El Persa
El Persa (Pepe Cardona) ha muerto hace unas horas. Ha muerto Pepe Cardona pero no El Persa. El Persa sigue y va a seguir con nosotros. Está en sus libros y en sus dibujos, en sus recortables y en sus pinturas. En sus historias que contaba en cierto modo como Joyce escribía en las tabernas, a perder. Y podía perder no sólo sus papeles sino incluso las palabras. Sin embargo, cuando ahora cierro los ojos, veo aquellos papeles que El Persa olvidaba, y oigo sus palabras a las que apenas él prestaba atención. Y, por supuesto, ninguna importancia.
Todo eso que no existe nos lo ha dejado. Quienes fuimos sus amigos lo sabemos. Lo que deja tras de sí un ser humano excepcional es lo que no se ve: no es una obra escrita o pintada —esto además— es bastante más que eso: es todo aquello que sabemos que pudo hacer y en cierto modo hizo, aunque sin hacerlo.
Ver a un amigo que sufre y se resiste a morir porque no cree que su hora llegó, y no lo cree porque no hay hora aceptable para ninguna muerte, ver a este amigo sufrir de ese modo sin poder hacer gran cosa a pesar de todas las ayudas médicas, es tremendo y es indignante. Y El Persa era consciente de su situación y de la situación —y del dolor— de quienes como su mujer y su hija lo cuidaron y lo quisieron al máximo. Me consta cuánto pensaba en ellas, y cuánto las amaba.

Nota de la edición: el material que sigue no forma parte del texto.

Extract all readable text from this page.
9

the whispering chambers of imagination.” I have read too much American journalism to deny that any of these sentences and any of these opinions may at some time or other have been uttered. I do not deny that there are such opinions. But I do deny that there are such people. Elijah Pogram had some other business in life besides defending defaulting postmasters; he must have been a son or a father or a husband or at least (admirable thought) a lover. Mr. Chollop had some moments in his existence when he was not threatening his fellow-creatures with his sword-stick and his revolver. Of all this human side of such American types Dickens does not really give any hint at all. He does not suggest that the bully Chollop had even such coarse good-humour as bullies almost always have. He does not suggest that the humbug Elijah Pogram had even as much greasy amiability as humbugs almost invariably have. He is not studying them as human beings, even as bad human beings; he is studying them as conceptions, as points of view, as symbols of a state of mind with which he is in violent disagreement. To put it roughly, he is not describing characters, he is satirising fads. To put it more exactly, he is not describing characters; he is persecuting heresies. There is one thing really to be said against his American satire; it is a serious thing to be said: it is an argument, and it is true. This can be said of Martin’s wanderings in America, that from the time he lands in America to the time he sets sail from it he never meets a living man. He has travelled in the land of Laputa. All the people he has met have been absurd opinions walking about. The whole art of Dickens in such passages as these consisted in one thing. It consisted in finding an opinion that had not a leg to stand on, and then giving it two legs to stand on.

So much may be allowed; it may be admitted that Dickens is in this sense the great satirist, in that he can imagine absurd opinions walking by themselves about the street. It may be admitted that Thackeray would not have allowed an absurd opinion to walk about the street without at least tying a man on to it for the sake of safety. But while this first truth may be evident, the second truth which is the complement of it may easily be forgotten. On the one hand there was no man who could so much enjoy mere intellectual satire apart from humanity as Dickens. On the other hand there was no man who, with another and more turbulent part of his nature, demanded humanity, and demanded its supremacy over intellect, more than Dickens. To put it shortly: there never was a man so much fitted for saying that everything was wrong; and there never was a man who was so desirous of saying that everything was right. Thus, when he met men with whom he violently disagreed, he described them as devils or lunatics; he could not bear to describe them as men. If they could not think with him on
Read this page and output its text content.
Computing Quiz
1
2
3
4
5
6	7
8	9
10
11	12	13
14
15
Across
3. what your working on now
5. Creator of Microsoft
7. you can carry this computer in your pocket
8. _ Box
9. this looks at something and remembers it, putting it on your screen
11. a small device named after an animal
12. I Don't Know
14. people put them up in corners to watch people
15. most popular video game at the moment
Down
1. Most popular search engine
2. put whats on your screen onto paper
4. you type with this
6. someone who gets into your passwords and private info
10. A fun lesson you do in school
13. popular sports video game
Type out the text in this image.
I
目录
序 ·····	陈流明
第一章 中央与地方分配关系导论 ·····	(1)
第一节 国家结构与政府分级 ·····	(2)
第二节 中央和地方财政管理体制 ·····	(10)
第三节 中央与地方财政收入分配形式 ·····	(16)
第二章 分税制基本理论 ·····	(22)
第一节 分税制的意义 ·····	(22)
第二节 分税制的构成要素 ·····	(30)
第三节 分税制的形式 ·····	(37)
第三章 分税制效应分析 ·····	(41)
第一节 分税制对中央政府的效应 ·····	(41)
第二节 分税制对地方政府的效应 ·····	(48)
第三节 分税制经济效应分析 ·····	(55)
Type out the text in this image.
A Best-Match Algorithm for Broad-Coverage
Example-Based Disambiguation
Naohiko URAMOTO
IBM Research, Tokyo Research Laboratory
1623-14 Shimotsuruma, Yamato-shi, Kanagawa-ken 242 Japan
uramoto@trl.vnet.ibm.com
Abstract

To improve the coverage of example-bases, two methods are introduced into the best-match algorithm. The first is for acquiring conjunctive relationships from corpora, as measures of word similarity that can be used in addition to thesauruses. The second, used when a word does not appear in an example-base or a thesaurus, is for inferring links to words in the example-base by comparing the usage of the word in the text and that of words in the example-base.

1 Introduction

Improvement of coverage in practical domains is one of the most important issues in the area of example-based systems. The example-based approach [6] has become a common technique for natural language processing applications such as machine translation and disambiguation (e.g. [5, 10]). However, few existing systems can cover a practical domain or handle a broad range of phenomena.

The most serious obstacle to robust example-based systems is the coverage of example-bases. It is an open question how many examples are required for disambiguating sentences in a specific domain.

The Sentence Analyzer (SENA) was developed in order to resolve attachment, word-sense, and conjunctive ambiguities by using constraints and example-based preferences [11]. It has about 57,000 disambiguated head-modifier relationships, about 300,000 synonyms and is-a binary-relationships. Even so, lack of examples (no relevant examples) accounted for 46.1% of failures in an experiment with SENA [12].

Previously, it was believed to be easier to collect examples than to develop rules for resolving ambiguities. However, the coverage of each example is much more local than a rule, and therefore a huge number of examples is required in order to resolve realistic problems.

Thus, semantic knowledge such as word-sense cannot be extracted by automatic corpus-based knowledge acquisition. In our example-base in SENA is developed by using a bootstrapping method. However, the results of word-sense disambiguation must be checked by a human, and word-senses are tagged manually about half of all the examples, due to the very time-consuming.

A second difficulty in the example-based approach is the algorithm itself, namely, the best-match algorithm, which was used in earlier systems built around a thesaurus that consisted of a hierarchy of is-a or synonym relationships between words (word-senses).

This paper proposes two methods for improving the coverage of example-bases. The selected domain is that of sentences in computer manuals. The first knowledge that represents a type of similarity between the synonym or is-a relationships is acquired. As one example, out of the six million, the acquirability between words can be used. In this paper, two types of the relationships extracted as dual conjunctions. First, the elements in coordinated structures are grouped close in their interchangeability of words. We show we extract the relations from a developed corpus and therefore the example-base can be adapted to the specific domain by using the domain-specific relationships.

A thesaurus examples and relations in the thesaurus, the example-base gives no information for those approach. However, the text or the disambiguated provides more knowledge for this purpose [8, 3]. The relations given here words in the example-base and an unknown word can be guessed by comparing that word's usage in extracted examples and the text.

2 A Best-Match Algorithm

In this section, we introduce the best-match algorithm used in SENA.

A mí, personalmente, me dio ejemplo de dignidad que era la prolongación natural de su dignidad sostenida a lo largo de toda su vida. La parte de vida que pude ver no tuvo que contármela. La que no vi, puesto que no lo conocía ni en su infancia ni en su juventud sino bastante más tarde, esa parte que no vi, la iba contando a trozos sin darle importancia, sin quejas, sin envidias o rencores. Incluso con alegría. El Persa era un niño muy alegre.
Cuando un hombre no envidia y no guarda rencor sino que mira adelante y trata de hacerte siempre pasar un buen rato, no quieres dejar de ser su amigo. Necesitas esa amistad y hasta deseas largarte antes que él de este mundo para tener cerca al amigo hasta el final. Puro egoísmo, lo sé; pero si lo expreso de esta forma es para repetirme que siento su muerte no sólo como una desgracia para todos, sino también como una pérdida personal de alguien capaz de hacerte más soportable lo que a todos nos parecerá insoportable: morir sin esa mirada de comprensión y de apoyo.
Días atrás, cuando todavía aunque con mucho esfuerzo, podía incorporarse, me abrazó con una fuerza que ya no tenía a las puertas de su casa. Este fue, pensé al despedirme, su adiós: porque él sabía que no íbamos a vernos nunca más.
Cuando recibí esta mañana la noticia, cerré los ojos: El Persa aún estaba abrazándome. No había dejado de hacerlo desde aquel último abrazo, cuando pronunció mi nombre dos o tres veces, y lo miré al rostro, y advertí que había lágrimas en sus ojos.